Working beyond a reasonable retirement age indicates the candidate does not share my values on the subject of retirement.

I don't want my elected representatives representing the idea that We The People should be expected to continue to work into our 70's, 80's, 90's.

Government is serious, important business. There are plenty enough horseshit corporate jobs and needy non-profit charities to meet the perverted workophile needs of these elderly people who still feel compelled to labor.

Representatives of the people, they are not.

[–] madcaesar@lemmy.world 4 points 2 weeks ago (1 children)

The thing is these people aren't working man. You and I are working, they are going to a meeting from time to time on their way to the gym and free restaurant reservations.

They are basically fucking around getting paid shit loads of bribe money to live the old man's dream.

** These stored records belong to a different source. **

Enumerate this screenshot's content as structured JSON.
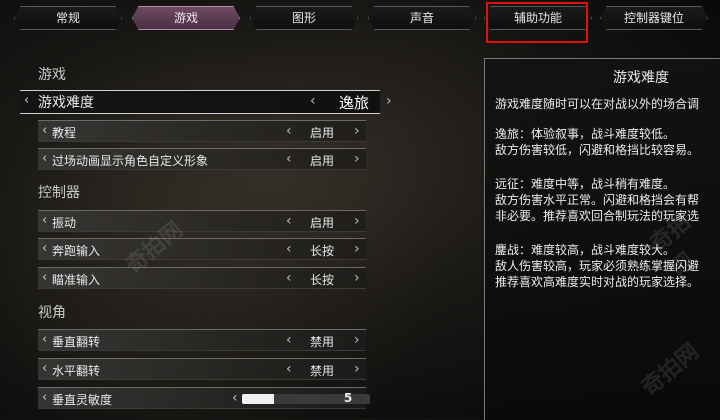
{
  "tabs": [
    "常规",
    "游戏",
    "图形",
    "声音",
    "辅助功能",
    "控制器键位"
  ],
  "sections": {
    "game": "游戏",
    "controller": "控制器",
    "view": "视角"
  },
  "settings": {
    "difficulty": {
      "label": "游戏难度",
      "value": "逸旅"
    },
    "tutorial": {
      "label": "教程",
      "value": "启用"
    },
    "cutscene_custom": {
      "label": "过场动画显示角色自定义形象",
      "value": "启用"
    },
    "vibration": {
      "label": "振动",
      "value": "启用"
    },
    "sprint_input": {
      "label": "奔跑输入",
      "value": "长按"
    },
    "aim_input": {
      "label": "瞄准输入",
      "value": "长按"
    },
    "invert_y": {
      "label": "垂直翻转",
      "value": "禁用"
    },
    "invert_x": {
      "label": "水平翻转",
      "value": "禁用"
    },
    "vertical_sensitivity": {
      "label": "垂直灵敏度",
      "value": "5",
      "fill_fraction": 0.25
    }
  },
  "info_panel": {
    "title": "游戏难度",
    "lines": [
      "游戏难度随时可以在对战以外的场合调",
      "逸旅：体验叙事，战斗难度较低。",
      "敌方伤害较低，闪避和格挡比较容易。",
      "远征：难度中等，战斗稍有难度。",
      "敌方伤害水平正常。闪避和格挡会有帮",
      "非必要。推荐喜欢回合制玩法的玩家选",
      "鏖战：难度较高，战斗难度较大。",
      "敌人伤害较高，玩家必须熟练掌握闪避",
      "推荐喜欢高难度实时对战的玩家选择。"
    ]
  },
  "watermark": "奇拍网",
  "colors": {
    "active_tab": "#6d4a63",
    "highlight_box": "#e01010"
  }
}
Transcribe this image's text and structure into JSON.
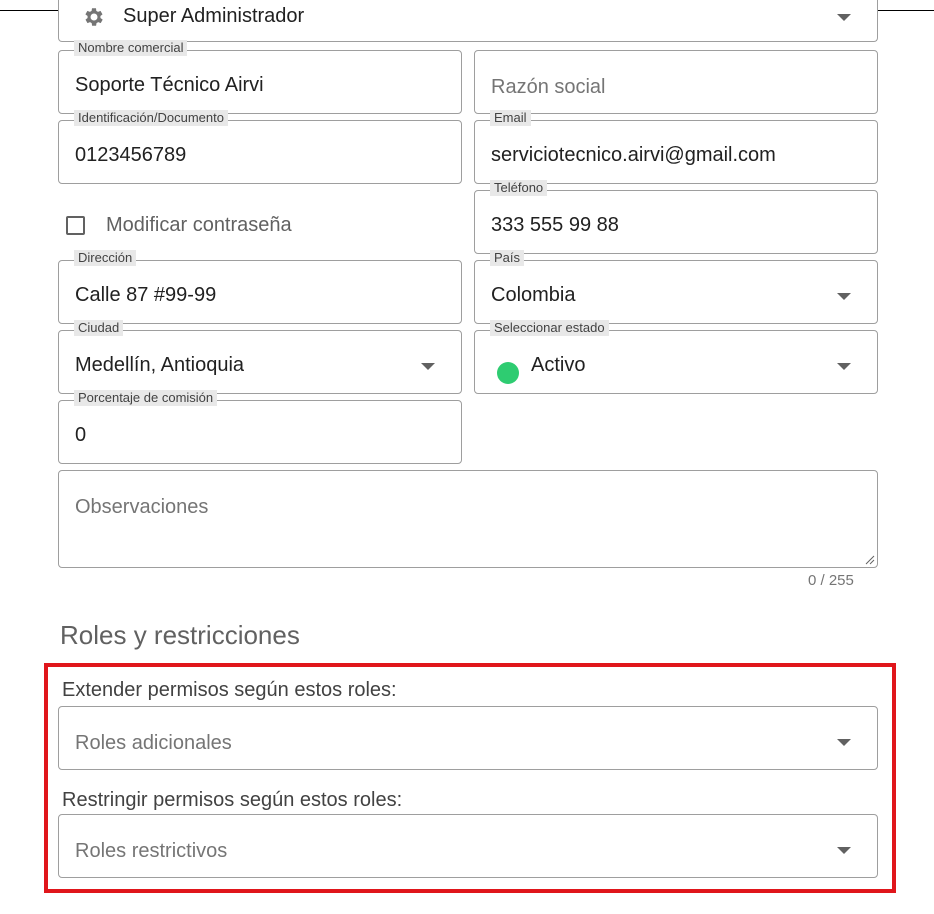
{
  "profile": {
    "value": "Super Administrador"
  },
  "fields": {
    "nombre_comercial": {
      "label": "Nombre comercial",
      "value": "Soporte Técnico Airvi"
    },
    "razon_social": {
      "placeholder": "Razón social"
    },
    "identificacion": {
      "label": "Identificación/Documento",
      "value": "0123456789"
    },
    "email": {
      "label": "Email",
      "value": "serviciotecnico.airvi@gmail.com"
    },
    "modificar_contrasena": {
      "label": "Modificar contraseña"
    },
    "telefono": {
      "label": "Teléfono",
      "value": "333 555 99 88"
    },
    "direccion": {
      "label": "Dirección",
      "value": "Calle 87 #99-99"
    },
    "pais": {
      "label": "País",
      "value": "Colombia"
    },
    "ciudad": {
      "label": "Ciudad",
      "value": "Medellín, Antioquia"
    },
    "estado": {
      "label": "Seleccionar estado",
      "value": "Activo",
      "status_color": "#2ecc71"
    },
    "comision": {
      "label": "Porcentaje de comisión",
      "value": "0"
    },
    "observaciones": {
      "placeholder": "Observaciones",
      "counter": "0 / 255"
    }
  },
  "roles": {
    "title": "Roles y restricciones",
    "extender_label": "Extender permisos según estos roles:",
    "extender_placeholder": "Roles adicionales",
    "restringir_label": "Restringir permisos según estos roles:",
    "restringir_placeholder": "Roles restrictivos",
    "highlight_color": "#e0161b"
  }
}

[–] rezad@lemmy.world 3 points 2 weeks ago

yes but the public office, specially the manager, need working brain that can tackle new ideas. I think 80 is too high. I think 70 is too high. maybe set it as the age of retirement.

they can still be as advisors though.

[–] CharlesDarwin@lemmy.world 1 points 2 weeks ago (1 children)

There are plenty enough horseshit corporate jobs and needy non-profit charities to meet the perverted workophile needs of these elderly people who still feel compelled to labor.

There are?

If anything ageism is far worse in the private sector, anyway...

[–] Rivalarrival@lemmy.today 1 points 2 weeks ago (1 children)

If anything ageism is far worse in the private sector, anyway...

For the same degree of productivity in comparable roles, I would say that the elected official has far more job security than either the private sector worker, or the non-elected public sector worker.

The private sector and the non-elected public sector will discharge non-productive workers relatively quickly. Elected officials tend to hang around well past their obsolescence.

[–] CharlesDarwin@lemmy.world 1 points 1 week ago

It's probably because it's left to democratic processes, vs. a harsh top-down private tyranny. And while some officials hang out longer than they should, it's because voters put them there...I'd much rather find ways to have robust primaries.

Seems a much better way to correct the issue rather than arbitrary limits that might run out people that we need in office.